It is an equation, or an equality, or an (hypothetical) identity . . .



/\/\/\/\/\/\/\/\/\/

I suspect that the formulation in the post is NOT that you wanted to know/to ask.

More meaningful questions are: 

 
    1)  Can this equality be true for all pairs (m,n) of integer numbers?

    2)  Can this equality be true for some pairs (m,n) of integer numbers?

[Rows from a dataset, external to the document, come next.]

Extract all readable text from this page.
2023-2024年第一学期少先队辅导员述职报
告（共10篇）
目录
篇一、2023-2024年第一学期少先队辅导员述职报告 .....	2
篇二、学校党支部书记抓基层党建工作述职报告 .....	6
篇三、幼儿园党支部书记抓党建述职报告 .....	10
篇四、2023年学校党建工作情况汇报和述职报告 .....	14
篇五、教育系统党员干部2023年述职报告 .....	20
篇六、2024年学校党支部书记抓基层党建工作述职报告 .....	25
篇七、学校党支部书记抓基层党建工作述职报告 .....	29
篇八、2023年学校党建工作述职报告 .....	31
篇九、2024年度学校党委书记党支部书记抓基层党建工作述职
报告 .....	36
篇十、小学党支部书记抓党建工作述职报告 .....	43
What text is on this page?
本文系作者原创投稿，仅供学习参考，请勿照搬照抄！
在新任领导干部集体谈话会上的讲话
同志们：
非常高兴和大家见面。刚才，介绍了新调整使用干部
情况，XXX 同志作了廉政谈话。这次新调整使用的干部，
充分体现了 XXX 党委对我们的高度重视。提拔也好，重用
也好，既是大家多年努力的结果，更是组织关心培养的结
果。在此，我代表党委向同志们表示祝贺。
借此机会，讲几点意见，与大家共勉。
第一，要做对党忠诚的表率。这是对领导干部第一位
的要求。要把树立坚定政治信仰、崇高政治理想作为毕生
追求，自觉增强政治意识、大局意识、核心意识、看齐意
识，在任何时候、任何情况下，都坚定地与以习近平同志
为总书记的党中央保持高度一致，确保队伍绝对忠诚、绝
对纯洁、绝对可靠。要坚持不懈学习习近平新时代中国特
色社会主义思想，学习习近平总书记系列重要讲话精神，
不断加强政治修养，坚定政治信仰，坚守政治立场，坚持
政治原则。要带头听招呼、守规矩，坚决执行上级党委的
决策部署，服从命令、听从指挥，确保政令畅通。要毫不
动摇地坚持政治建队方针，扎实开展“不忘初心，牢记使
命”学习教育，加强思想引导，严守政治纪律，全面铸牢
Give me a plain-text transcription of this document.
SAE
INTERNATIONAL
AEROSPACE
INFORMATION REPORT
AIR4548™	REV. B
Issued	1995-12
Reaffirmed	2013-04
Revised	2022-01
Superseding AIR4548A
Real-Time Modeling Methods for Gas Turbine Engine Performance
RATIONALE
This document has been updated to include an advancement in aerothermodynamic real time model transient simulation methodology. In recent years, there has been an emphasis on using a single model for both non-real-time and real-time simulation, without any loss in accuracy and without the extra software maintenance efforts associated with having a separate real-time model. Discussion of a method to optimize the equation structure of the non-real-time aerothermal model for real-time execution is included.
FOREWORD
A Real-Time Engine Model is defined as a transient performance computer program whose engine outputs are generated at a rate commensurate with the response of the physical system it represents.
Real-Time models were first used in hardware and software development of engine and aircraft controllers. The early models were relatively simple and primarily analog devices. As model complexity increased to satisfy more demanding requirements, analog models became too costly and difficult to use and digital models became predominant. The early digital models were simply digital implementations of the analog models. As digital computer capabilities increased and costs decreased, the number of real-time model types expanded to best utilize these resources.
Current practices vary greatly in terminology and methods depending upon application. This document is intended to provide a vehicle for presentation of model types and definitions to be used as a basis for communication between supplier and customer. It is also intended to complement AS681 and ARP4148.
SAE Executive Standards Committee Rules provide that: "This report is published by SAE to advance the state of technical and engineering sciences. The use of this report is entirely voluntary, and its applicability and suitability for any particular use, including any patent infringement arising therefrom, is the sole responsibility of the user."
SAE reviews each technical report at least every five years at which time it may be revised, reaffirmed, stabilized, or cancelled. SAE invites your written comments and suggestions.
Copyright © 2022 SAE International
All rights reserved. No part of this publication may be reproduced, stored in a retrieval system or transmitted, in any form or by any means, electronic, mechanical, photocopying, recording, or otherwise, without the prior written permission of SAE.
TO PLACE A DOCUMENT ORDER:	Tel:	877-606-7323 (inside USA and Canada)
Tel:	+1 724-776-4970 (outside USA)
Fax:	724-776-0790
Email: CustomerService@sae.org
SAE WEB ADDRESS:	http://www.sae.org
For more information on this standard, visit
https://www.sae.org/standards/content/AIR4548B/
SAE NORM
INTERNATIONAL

At least for one pair ? 

        (providing m=/= 0, n=/= 0 in these pairs (in this pair) ).



Solution


1)  Can this equality be true for all pairs (m,n) of integer numbers?

    I just answered this question above by giving a counter-example: No, it can not.



2)  Can this equality be true for some pairs (m,n) of integer numbers?

    m^2 + n^2 = -mn.

    
    Again, the answer is NO.


    a)  if m and n  are both odd numbers, then the left side is an even integer number, while the right side is an odd integer.

        Contradiction.


    b)  if m is an even integer and n is an odd, then the left side is an odd, while the right side is an even.

        Contradiction.


    c)  if m is an odd integer and n is an even, then we have the same contradiction.


    d)  If both m and n are even, then in the given equality we can reduce both m and n by dividing each by 2, and we will repeat it 
        until we get one of the three cases a), b) or c).

        Then exactly as in each of these cases we will get the same contradiction.

The problem is solved.